Dip listening and the cocktail party problem in grey treefrogs: signal recognition in temporally fluctuating noise

Dip listening refers to our ability to catch brief ‘acoustic glimpses’ of speech and other sounds when fluctuating background noise levels momentarily decrease. Exploiting dips in natural fluctuations of noise contributes to our ability to overcome the ‘cocktail party problem’ of understanding speech in multitalker social environments. We presently know little about how nonhuman animals solve analogous communication problems. Here, we asked whether female grey treefrogs, Hyla chrysoscelis, might benefit from dip listening in selecting a mate in the noisy social setting of a breeding chorus. Consistent with a dip-listening hypothesis, subjects recognized conspecific calls at lower thresholds when the dips in a chorus-like noise masker were long enough to allow glimpses of nine or more consecutive pulses.

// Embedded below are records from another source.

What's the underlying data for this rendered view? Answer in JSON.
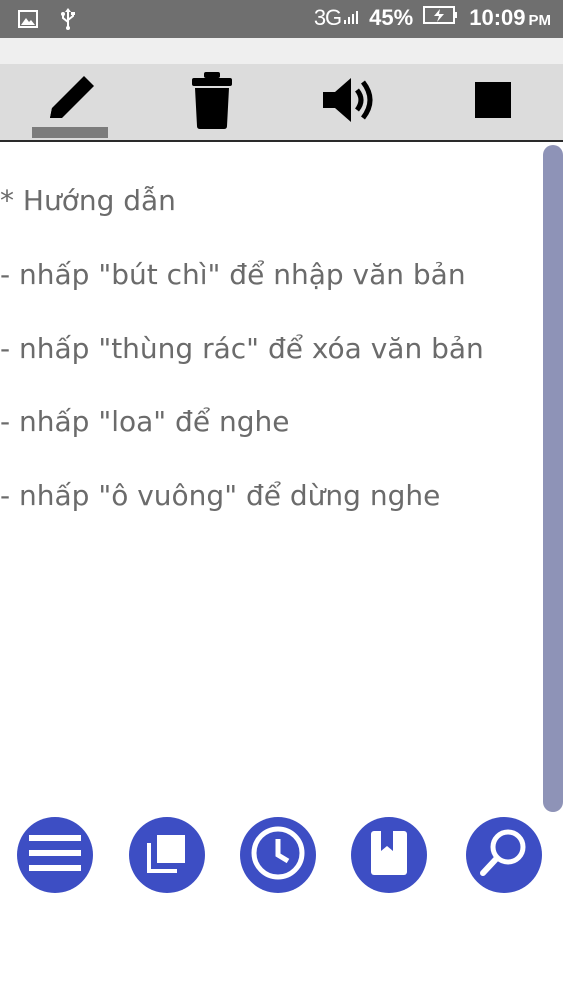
{
  "status_bar": {
    "network": "3G",
    "battery": "45%",
    "time": "10:09",
    "ampm": "PM",
    "icons": [
      "image-icon",
      "usb-icon",
      "signal-icon",
      "battery-charging-icon"
    ]
  },
  "toolbar": {
    "tools": [
      {
        "name": "pencil-icon",
        "active": true
      },
      {
        "name": "trash-icon",
        "active": false
      },
      {
        "name": "speaker-icon",
        "active": false
      },
      {
        "name": "stop-icon",
        "active": false
      }
    ]
  },
  "instructions": {
    "title": "* Hướng dẫn",
    "lines": [
      "- nhấp \"bút chì\" để nhập văn bản",
      "- nhấp \"thùng rác\" để xóa văn bản",
      "- nhấp \"loa\" để nghe",
      "- nhấp \"ô vuông\" để dừng nghe"
    ]
  },
  "bottom_nav": {
    "buttons": [
      "menu-icon",
      "copy-icon",
      "clock-icon",
      "bookmark-icon",
      "search-icon"
    ]
  },
  "colors": {
    "accent": "#3d4ec4",
    "status_bar": "#6f6f6f",
    "toolbar": "#dcdcdc",
    "text": "#6b6b6b",
    "scrollbar": "#8e93b7"
  }
}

No benefits of dip listening were observed when dips were shorter and included five or fewer pulses. Recognition thresholds were higher when the noise fluctuated at a rate similar to the pulse rate of the call. In a second experiment, advertisement calls comprising six to nine pulses were necessary to elicit responses under quiet conditions. Together, these results suggest that in frogs, the benefits of dip listening are constrained by neural mechanisms underlying temporal pattern recognition. These constraints have important implications for the evolution of male signalling strategies in noisy social environments. ► Dip listening describes our ability to catch ‘glimpses’ of target signals when background noise dips to low levels. ► We asked whether female grey treefrogs benefit from dip listening to recognize mating calls in the presence of noise. ► Compared to nonfluctuating noise, signal recognition thresholds were lower in slowly fluctuating noise. ► Dip listening occurred when nine or more consecutive pulses of the mating call fell in dips of fluctuating noise. ► In quiet conditions, mating calls of at least nine pulses were necessary for call recognition.